Aku memang datang terlalu pagi karena menghindari Tristan dan kini seperti penghuni pertama di kantorku, belum ada yang datang sama sekali. Aku mendudukan diriku, mengerang lirih merasakan betapa peningnya kepalaku dan spontan menggelengkan kepalaku untuk menghapus tentang ingatan malam ini. Memalukan bagaimana bisa aku seceroboh itu, tanpa sadar menarik rambutku untuk menutupi wajah, aku sangat kacau berserta ingatan itu. Aku rasa benar kata Niel, tidak seharusnya aku minum. Aku bahkan tidak bisa berkata hal lain, mungkin mencuci pakaiannya, mengganti biaya laundrynya. Niel datang duduk di tempatnya, menatapku dengan kedua mata menyipit yang membuatku memandangnya bingung.
"kenapa kau melihatku begitu?."
"tidak apa-apa hanya saja.. sepertinya hubungan mu kali ini berhasil aku senang. Dia menjagamu dengan baik."

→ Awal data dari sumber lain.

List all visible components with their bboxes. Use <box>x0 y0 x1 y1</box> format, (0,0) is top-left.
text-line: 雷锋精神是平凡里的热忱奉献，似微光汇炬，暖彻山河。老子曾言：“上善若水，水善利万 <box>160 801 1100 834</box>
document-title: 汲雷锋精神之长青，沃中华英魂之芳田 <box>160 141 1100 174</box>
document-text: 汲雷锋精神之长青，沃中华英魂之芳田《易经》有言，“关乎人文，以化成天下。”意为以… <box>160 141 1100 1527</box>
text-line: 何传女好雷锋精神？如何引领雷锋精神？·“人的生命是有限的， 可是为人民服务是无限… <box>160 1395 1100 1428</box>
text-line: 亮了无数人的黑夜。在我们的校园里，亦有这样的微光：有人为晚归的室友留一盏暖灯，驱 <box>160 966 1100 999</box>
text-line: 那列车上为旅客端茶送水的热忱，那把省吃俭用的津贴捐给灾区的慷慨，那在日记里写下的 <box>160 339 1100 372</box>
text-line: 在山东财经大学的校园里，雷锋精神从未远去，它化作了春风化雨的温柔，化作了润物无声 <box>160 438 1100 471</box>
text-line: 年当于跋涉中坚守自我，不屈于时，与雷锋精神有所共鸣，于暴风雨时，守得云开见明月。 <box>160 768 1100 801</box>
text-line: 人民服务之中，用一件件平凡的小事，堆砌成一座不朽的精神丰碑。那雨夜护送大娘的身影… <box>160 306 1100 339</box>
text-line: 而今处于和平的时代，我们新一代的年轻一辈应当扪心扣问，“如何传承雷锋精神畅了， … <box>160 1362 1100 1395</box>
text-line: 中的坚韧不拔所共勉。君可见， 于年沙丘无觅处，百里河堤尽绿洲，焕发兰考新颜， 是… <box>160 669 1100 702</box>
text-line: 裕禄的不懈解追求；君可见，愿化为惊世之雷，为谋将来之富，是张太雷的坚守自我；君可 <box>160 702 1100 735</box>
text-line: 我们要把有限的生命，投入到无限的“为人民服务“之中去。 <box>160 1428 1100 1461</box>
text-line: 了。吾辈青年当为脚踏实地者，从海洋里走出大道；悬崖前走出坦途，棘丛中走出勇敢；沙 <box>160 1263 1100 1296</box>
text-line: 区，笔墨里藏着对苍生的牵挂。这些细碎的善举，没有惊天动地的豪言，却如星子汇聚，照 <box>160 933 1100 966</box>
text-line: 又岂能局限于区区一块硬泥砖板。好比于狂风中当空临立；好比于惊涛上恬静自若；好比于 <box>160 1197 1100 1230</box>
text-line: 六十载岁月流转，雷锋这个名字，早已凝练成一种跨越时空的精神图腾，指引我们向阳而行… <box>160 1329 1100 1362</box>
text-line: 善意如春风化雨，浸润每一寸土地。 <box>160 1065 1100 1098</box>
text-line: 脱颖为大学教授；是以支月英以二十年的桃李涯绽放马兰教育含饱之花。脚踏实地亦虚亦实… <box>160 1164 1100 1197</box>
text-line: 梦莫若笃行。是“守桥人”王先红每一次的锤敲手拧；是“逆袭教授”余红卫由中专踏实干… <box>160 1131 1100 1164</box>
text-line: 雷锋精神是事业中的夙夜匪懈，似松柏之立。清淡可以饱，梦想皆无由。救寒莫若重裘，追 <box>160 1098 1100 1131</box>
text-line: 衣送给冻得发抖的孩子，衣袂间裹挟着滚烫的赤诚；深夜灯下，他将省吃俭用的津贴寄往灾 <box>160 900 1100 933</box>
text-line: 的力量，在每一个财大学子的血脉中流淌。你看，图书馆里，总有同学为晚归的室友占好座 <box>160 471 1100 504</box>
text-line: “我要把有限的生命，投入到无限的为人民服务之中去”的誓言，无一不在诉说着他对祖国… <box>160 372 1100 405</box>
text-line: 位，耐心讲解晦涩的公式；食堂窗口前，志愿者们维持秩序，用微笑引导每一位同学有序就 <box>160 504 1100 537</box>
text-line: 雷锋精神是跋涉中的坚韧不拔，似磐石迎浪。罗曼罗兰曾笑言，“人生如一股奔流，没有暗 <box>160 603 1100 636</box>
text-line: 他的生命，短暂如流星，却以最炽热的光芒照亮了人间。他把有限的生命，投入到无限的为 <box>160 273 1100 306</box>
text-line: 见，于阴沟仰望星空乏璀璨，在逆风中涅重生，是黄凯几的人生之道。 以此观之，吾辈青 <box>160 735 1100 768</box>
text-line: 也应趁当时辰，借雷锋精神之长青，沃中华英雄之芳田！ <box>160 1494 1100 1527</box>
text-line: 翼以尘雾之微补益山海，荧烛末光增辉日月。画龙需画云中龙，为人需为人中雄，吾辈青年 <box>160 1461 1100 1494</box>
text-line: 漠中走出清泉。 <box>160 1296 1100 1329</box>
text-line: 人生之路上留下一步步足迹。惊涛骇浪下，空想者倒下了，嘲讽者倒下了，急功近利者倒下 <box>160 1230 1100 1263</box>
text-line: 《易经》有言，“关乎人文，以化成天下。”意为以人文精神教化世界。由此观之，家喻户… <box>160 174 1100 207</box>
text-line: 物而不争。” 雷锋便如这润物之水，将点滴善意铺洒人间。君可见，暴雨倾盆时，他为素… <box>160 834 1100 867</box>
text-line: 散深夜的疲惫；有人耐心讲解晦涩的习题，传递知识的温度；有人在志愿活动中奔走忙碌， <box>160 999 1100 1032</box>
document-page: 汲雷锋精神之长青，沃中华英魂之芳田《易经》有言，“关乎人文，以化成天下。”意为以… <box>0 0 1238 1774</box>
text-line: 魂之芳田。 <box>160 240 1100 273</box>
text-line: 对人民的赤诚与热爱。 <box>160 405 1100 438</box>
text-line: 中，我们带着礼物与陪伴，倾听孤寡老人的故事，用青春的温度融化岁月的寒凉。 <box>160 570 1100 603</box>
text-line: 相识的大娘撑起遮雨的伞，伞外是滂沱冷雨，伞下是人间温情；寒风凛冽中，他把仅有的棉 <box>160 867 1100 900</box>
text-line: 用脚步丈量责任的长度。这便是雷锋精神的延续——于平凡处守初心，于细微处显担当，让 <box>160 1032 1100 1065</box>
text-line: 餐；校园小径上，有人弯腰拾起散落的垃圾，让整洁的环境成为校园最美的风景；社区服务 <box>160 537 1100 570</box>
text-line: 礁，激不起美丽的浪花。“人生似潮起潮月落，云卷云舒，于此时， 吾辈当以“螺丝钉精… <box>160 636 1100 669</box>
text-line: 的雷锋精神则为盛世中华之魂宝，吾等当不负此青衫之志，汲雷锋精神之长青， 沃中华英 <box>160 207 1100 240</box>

Baik dari Zimbawe. Dia tidak tahu betapa sengsaranya aku. Berada dalam ketakutan tak jelas,
"Benar, jika aku tidak masuk kerja 2 hari ke depan, tolong telepon polisi dan suruh mereka menemukanku."
"Ada apa dengan kepala dan otakmu Ana!."ucapan Niel membuatku menggulung kertas dengan kesal, lalu melempar ke arahnya yang dapat ia hindari dengan mudah. Tak lama satu per satu karyawan datang, dan aku membenarkan rambutku yang acak-acakan akibat kefrustasian yang ku alami beberapa saat, aku mencoba fokus pada pekerjaan namun tak semudah yang ku bayangkan. Aku berdiri lalu berjalan menuju pantry untuk membuat kopi.
"Dimana Ana?."
Aku mendengar Gavin bertanya tentang keberadaanku, aku tak bisa menemuinya dia pasti akan bertanya tentang Equinot dan aku tidak bisa memberikan jawaban seperti apa yang dia mau.
"Jangan bersembunyi di situ, tubuhmu tidak muat."
Aku hampir saja menjatuhkan kopiku dan berteriak, sejak kapan Niel juga berada di Pantry aku tidak melihatnya datang. "sejak kapan kau di sini?."
Dia terlihat santai menyeruput kopinya, berdiri di sudut ruang seraya menyandarkan kepalanya di dinding, menatapku dengan senyum lucu. Dia melihatku panik dan tersedak akibat terkejut mendengar suara Gavin.
"Sejak kau datang untuk membuat kopi. Aku berada di sini lebih dulu darimu."
Ketika aku masuh kemari, aku sungguh tak melihatnya.
"Ana, kau di sini rupanya. Kerja bagus."Gavin datang membuatku menoleh ke arahnya, dia nampak bahagia sementara aku nampak kacau. Takut menjawab pertanyaannya tentang Equinot. Tapi tunggu, kerja bagus untuk apa.
"Untuk apa?."
"Equinot, kita dapat tempat di sana. Apa yang kau buat hingga kekasihmu mau menerimanya?."
"Tunggu, apa!."Aku terkejut, sangat. Bagaimana bisa! Apa yang Tristan lakukan, dia menolaknya dan kini menerimanya. Bukan karena aku pergi ke Pub tanpa pemberitahukannya kan! tentu tidak semudah itu.
"Aku menelepon Hotel pagi-pagi sekali, dan bertanya tentang jawaban mereka, mereka bilang bisa ada tanggal kosong. Aku memakai namamu sebagai pengajuan dan bisa masuk."
Rasanya sulit menelan salivaku sendiri, apa yang telah terjadi. Tidak mungkin karena s*x kilat semalam kan. Apa benar-benar tidak terjadi apapun antara aku dengannya! Aku menyeruput kopiku, lalu seketika merintih karena kepanasan sebelum menaruhnya di meja pantry. Aku akan keluar untuk menelepon Tristan dan bertanya apa yang terjadi, kenapa dia bisa menyetujuinya dan apa benar tidak terjadi apapun. Aku terserang rasa panik dan terlalu penasaran.